If you don’t know this by now, in 2019, Jonathan Van Ness, Antoni Porowski, Karamo Brown, Tan France, and Bobby Berk – the heartening helpful healing men of “Queer Eye” on Netflix – came to Philly, stayed for a while, and changed a handful of locals life for the better, beyond just making them dress better. One of their success stories when they aired “Queer Eye” Season 5 on Netflix last month was already a business success: Marcos Tlacopilco. The legendary Ninth Street fishmonger (such a great old world term) and his family have been part of the Italian Market forever, always outside hosing down his sidewalk in tall wading boots, packing his fresh catches in ice. Seeing Tlacopilco and his wife every day has been a treat during the entire 20 years that I have lived in the area.
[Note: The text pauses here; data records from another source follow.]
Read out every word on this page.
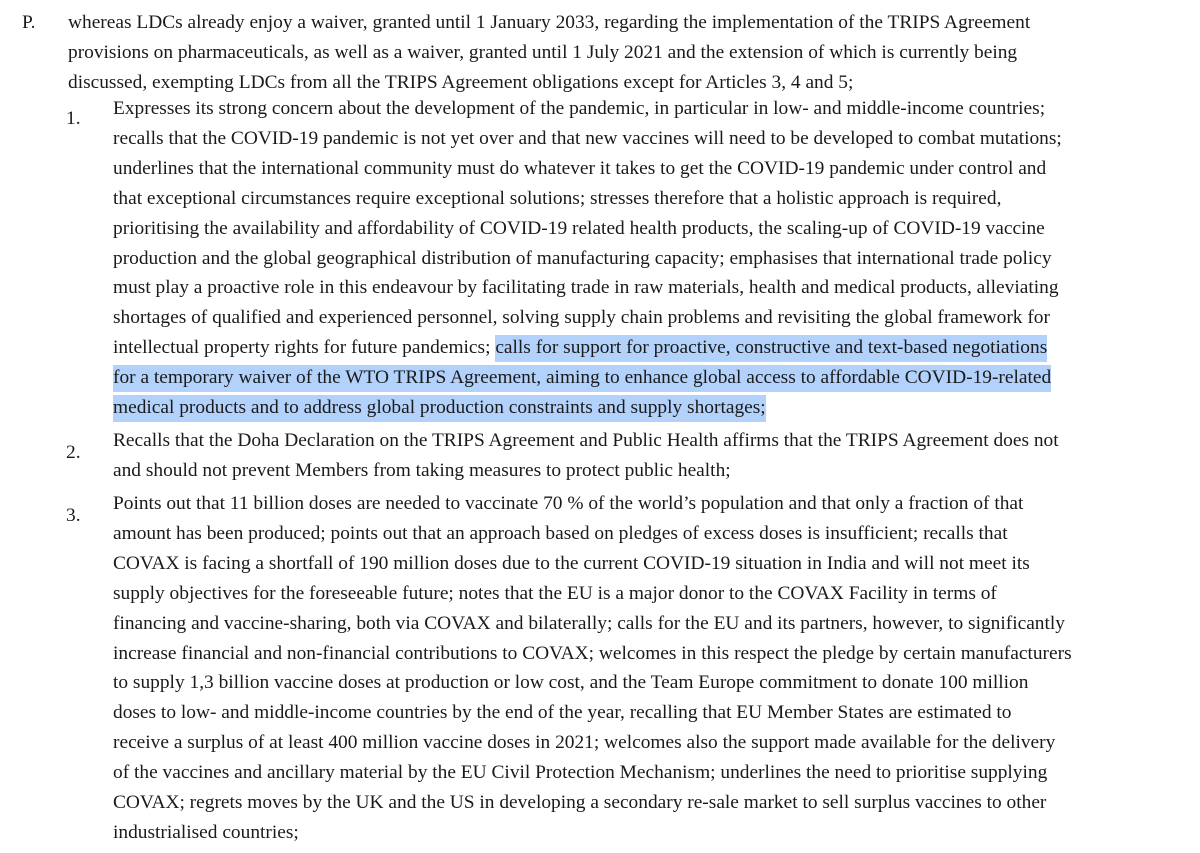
P.	whereas LDCs already enjoy a waiver, granted until 1 January 2033, regarding the implementation of the TRIPS Agreement
provisions on pharmaceuticals, as well as a waiver, granted until 1 July 2021 and the extension of which is currently being
discussed, exempting LDCs from all the TRIPS Agreement obligations except for Articles 3, 4 and 5;
1.	Expresses its strong concern about the development of the pandemic, in particular in low- and middle-income countries;
recalls that the COVID-19 pandemic is not yet over and that new vaccines will need to be developed to combat mutations;
underlines that the international community must do whatever it takes to get the COVID-19 pandemic under control and
that exceptional circumstances require exceptional solutions; stresses therefore that a holistic approach is required,
prioritising the availability and affordability of COVID-19 related health products, the scaling-up of COVID-19 vaccine
production and the global geographical distribution of manufacturing capacity; emphasises that international trade policy
must play a proactive role in this endeavour by facilitating trade in raw materials, health and medical products, alleviating
shortages of qualified and experienced personnel, solving supply chain problems and revisiting the global framework for
intellectual property rights for future pandemics; calls for support for proactive, constructive and text-based negotiations
for a temporary waiver of the WTO TRIPS Agreement, aiming to enhance global access to affordable COVID-19-related
medical products and to address global production constraints and supply shortages;
2.
Recalls that the Doha Declaration on the TRIPS Agreement and Public Health affirms that the TRIPS Agreement does not
and should not prevent Members from taking measures to protect public health;
3.
Points out that 11 billion doses are needed to vaccinate 70 % of the world’s population and that only a fraction of that
amount has been produced; points out that an approach based on pledges of excess doses is insufficient; recalls that
COVAX is facing a shortfall of 190 million doses due to the current COVID-19 situation in India and will not meet its
supply objectives for the foreseeable future; notes that the EU is a major donor to the COVAX Facility in terms of
financing and vaccine-sharing, both via COVAX and bilaterally; calls for the EU and its partners, however, to significantly
increase financial and non-financial contributions to COVAX; welcomes in this respect the pledge by certain manufacturers
to supply 1,3 billion vaccine doses at production or low cost, and the Team Europe commitment to donate 100 million
doses to low- and middle-income countries by the end of the year, recalling that EU Member States are estimated to
receive a surplus of at least 400 million vaccine doses in 2021; welcomes also the support made available for the delivery
of the vaccines and ancillary material by the EU Civil Protection Mechanism; underlines the need to prioritise supplying
COVAX; regrets moves by the UK and the US in developing a secondary re-sale market to sell surplus vaccines to other
industrialised countries;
Before “Queer Eye” Season 5 aired, however, Tlacoplico had already purchased the 1007 S.9th Street property from the owners of George’s Famous Roast Pork and Beef when it closed. Signage had gone up for what would be a seafood space, Alma del Mar. The new owners even fixed up the broken down, boarded up area in between the fish shop and the new restaurant for outdoor seating. During the show’s time here, not only did Antoni suggest some menu options, Bobby gave them a re-design and some fresh coats of paint. Since that time, however, Marcos and his business partner, José Martinez, changed Berk’s dark colors to bright – green – kept a quote from his grandfather on the wall, and moved from dinner to breakfast as its choice of seating.
This morning, Tlacopilco soft-opened his often discussed Alma del Mar and its next-door outdoor patio space for breakfast. And the space was packed, with diners eating omelets and pear salads with gorgonzola. The full-blown opening is tomorrow morning, July 7 at 7 am. I’ll check back and let you know what the full menu looked like.
And for those of you who can’t get enough of the “Queer Eye” guys and Philly, this just dropped over the weekend…
A short Netflix hit with the boys re-make/re-modeling Philly’s own messy hockey mascot Gritty. Stupid fun. Probably the most you’ll see of the orange flame Wookie if C-19 seating keeps fucking or – pucking, ha – us up.